Snodhill Castle – first impressions
Dr. Pamela Marshall


Dr. Pamela Marshall is internationally recognised as a leading researcher in castle studies. For fourteen years she was Chair of the British Castle Studies Group whilst also serving as UK representative on the foremost international body for European castle studies, Chateau Gaillard.

Snodhill does not exactly rank high on the list of must-see castles Britain has to offer, barely qualifying for a short entry in gazetteers and conspicuous by its absence from bibliographies.

Yet what a site! 

It’s easy to think that after 250 years of castle studies, even in a country as rich in medieval castles as Britain, we have pretty much got them all sussed.

This has never been my stance, and my first visit to Snodhill did nothing to make me change my mind.

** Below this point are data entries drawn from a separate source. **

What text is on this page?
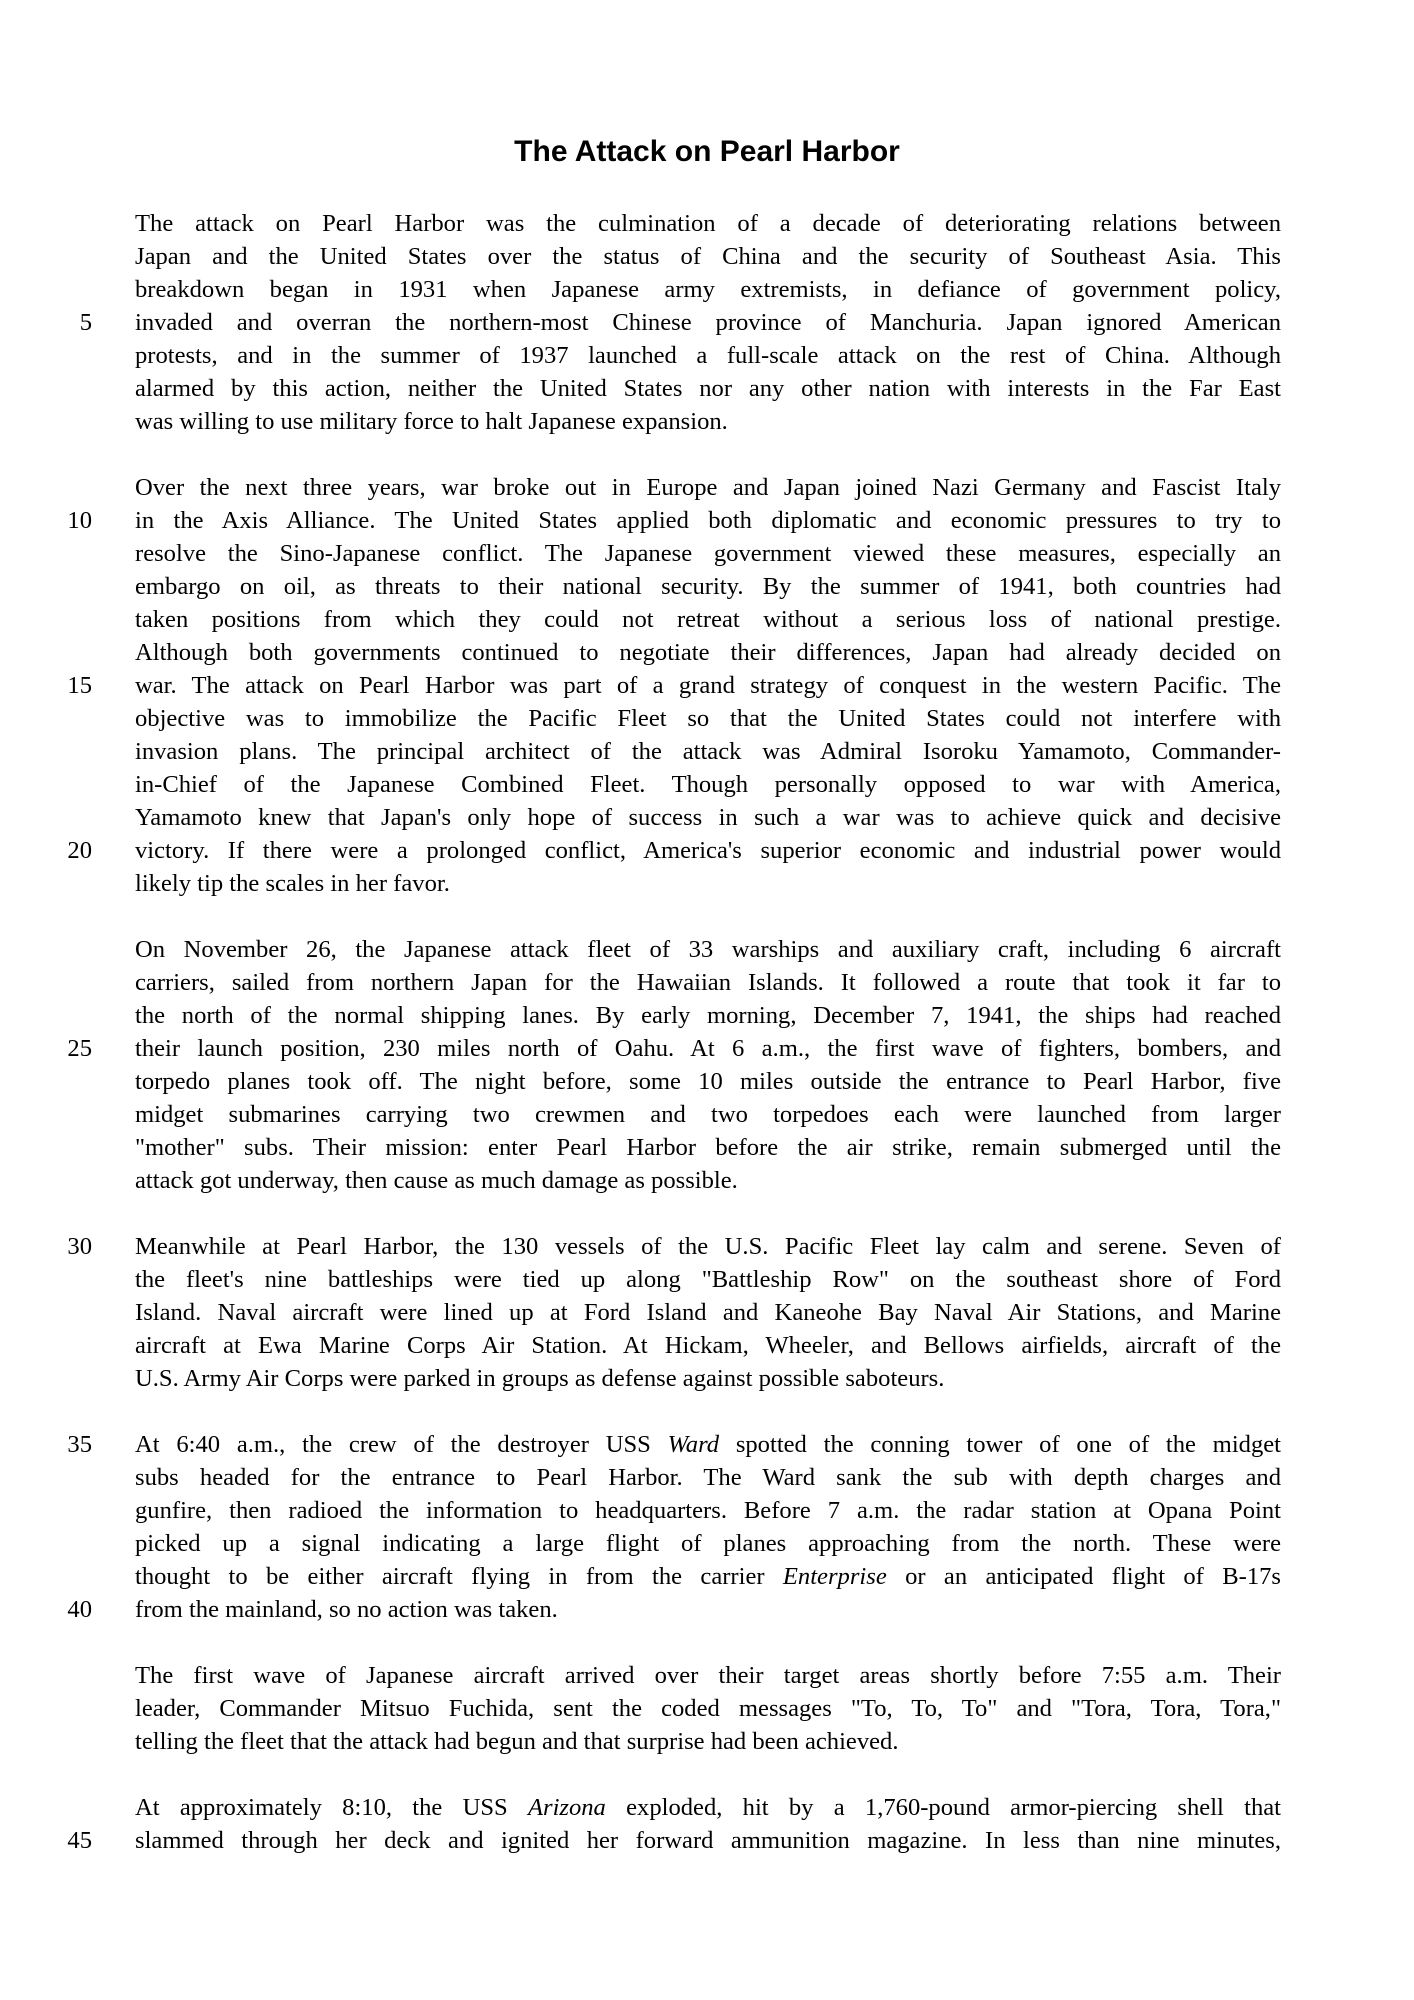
The Attack on Pearl Harbor
The attack on Pearl Harbor was the culmination of a decade of deteriorating relations between
Japan and the United States over the status of China and the security of Southeast Asia. This
breakdown began in 1931 when Japanese army extremists, in defiance of government policy,
5 invaded and overran the northern-most Chinese province of Manchuria. Japan ignored American
protests, and in the summer of 1937 launched a full-scale attack on the rest of China. Although
alarmed by this action, neither the United States nor any other nation with interests in the Far East
was willing to use military force to halt Japanese expansion.
Over the next three years, war broke out in Europe and Japan joined Nazi Germany and Fascist Italy
10 in the Axis Alliance. The United States applied both diplomatic and economic pressures to try to
resolve the Sino-Japanese conflict. The Japanese government viewed these measures, especially an
embargo on oil, as threats to their national security. By the summer of 1941, both countries had
taken positions from which they could not retreat without a serious loss of national prestige.
Although both governments continued to negotiate their differences, Japan had already decided on
15 war. The attack on Pearl Harbor was part of a grand strategy of conquest in the western Pacific. The
objective was to immobilize the Pacific Fleet so that the United States could not interfere with
invasion plans. The principal architect of the attack was Admiral Isoroku Yamamoto, Commander-
in-Chief of the Japanese Combined Fleet. Though personally opposed to war with America,
Yamamoto knew that Japan's only hope of success in such a war was to achieve quick and decisive
20 victory. If there were a prolonged conflict, America's superior economic and industrial power would
likely tip the scales in her favor.
On November 26, the Japanese attack fleet of 33 warships and auxiliary craft, including 6 aircraft
carriers, sailed from northern Japan for the Hawaiian Islands. It followed a route that took it far to
the north of the normal shipping lanes. By early morning, December 7, 1941, the ships had reached
25 their launch position, 230 miles north of Oahu. At 6 a.m., the first wave of fighters, bombers, and
torpedo planes took off. The night before, some 10 miles outside the entrance to Pearl Harbor, five
midget submarines carrying two crewmen and two torpedoes each were launched from larger
"mother" subs. Their mission: enter Pearl Harbor before the air strike, remain submerged until the
attack got underway, then cause as much damage as possible.
30 Meanwhile at Pearl Harbor, the 130 vessels of the U.S. Pacific Fleet lay calm and serene. Seven of
the fleet's nine battleships were tied up along "Battleship Row" on the southeast shore of Ford
Island. Naval aircraft were lined up at Ford Island and Kaneohe Bay Naval Air Stations, and Marine
aircraft at Ewa Marine Corps Air Station. At Hickam, Wheeler, and Bellows airfields, aircraft of the
U.S. Army Air Corps were parked in groups as defense against possible saboteurs.
35 At 6:40 a.m., the crew of the destroyer USS Ward spotted the conning tower of one of the midget
subs headed for the entrance to Pearl Harbor. The Ward sank the sub with depth charges and
gunfire, then radioed the information to headquarters. Before 7 a.m. the radar station at Opana Point
picked up a signal indicating a large flight of planes approaching from the north. These were
thought to be either aircraft flying in from the carrier Enterprise or an anticipated flight of B-17s
40 from the mainland, so no action was taken.
The first wave of Japanese aircraft arrived over their target areas shortly before 7:55 a.m. Their
leader, Commander Mitsuo Fuchida, sent the coded messages "To, To, To" and "Tora, Tora, Tora,"
telling the fleet that the attack had begun and that surprise had been achieved.
At approximately 8:10, the USS Arizona exploded, hit by a 1,760-pound armor-piercing shell that
45 slammed through her deck and ignited her forward ammunition magazine. In less than nine minutes,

The castle stands in a part of the country we know to have been crucial in the advance of the Norman Conquest and here we have indications dating to the earliest period of Norman advance. The topographical setting and the immense scale and variety of the earthworks alone make it more than worthy of study, while the standing remains bear significant witness to a thriving later history: I find that late extension to the motte-top keep entrance particularly intriguing.

Where historical sources were sparse, and where fieldwork methods were undeveloped and practically difficult it has not been uncommon for significant sites to have escaped the attention they deserved. This castle was, after all, the caput* of a barony - and I am so pleased that the relative neglect of the past is giving way to a proper programme of investigation using up-to-the-minute techniques.

It will be great to see Snodhill appear on the map, academically and in terms of regional awareness. The Snodhill Castle Preservation Trust in conjunction with Historic England and, indeed, the local community which has shown such an appetite for the project, are to be applauded for this. Personally, I cannot wait for some more results!

Preservation timeline 

2016 February  | Snodhill Castle Preservation Trust registered with the Charity Commission.

2016 April | emergency propping work funded by Historic England undertaken. 

2016 October | The first detailed topographical survey of the site for at least 80 years is commenced by Historic England. The survey will cover the surrounding environment (medieval village, park, field systems and lanes) to help the trust formulate a long term plan of preservation and investigation. 

2016 November | Archaeological investigation of the South Bastion conducted by Herefordshire Archaeology uncovers a finely built chamber, purpose currently unknown.

2017 | A major programme of consolidation conducted by Sally Strachey Building Conservation and funded by Historic England will commence to secure the castle’s standing remains and enable the trust to continue further repair and consolidation in the years to come.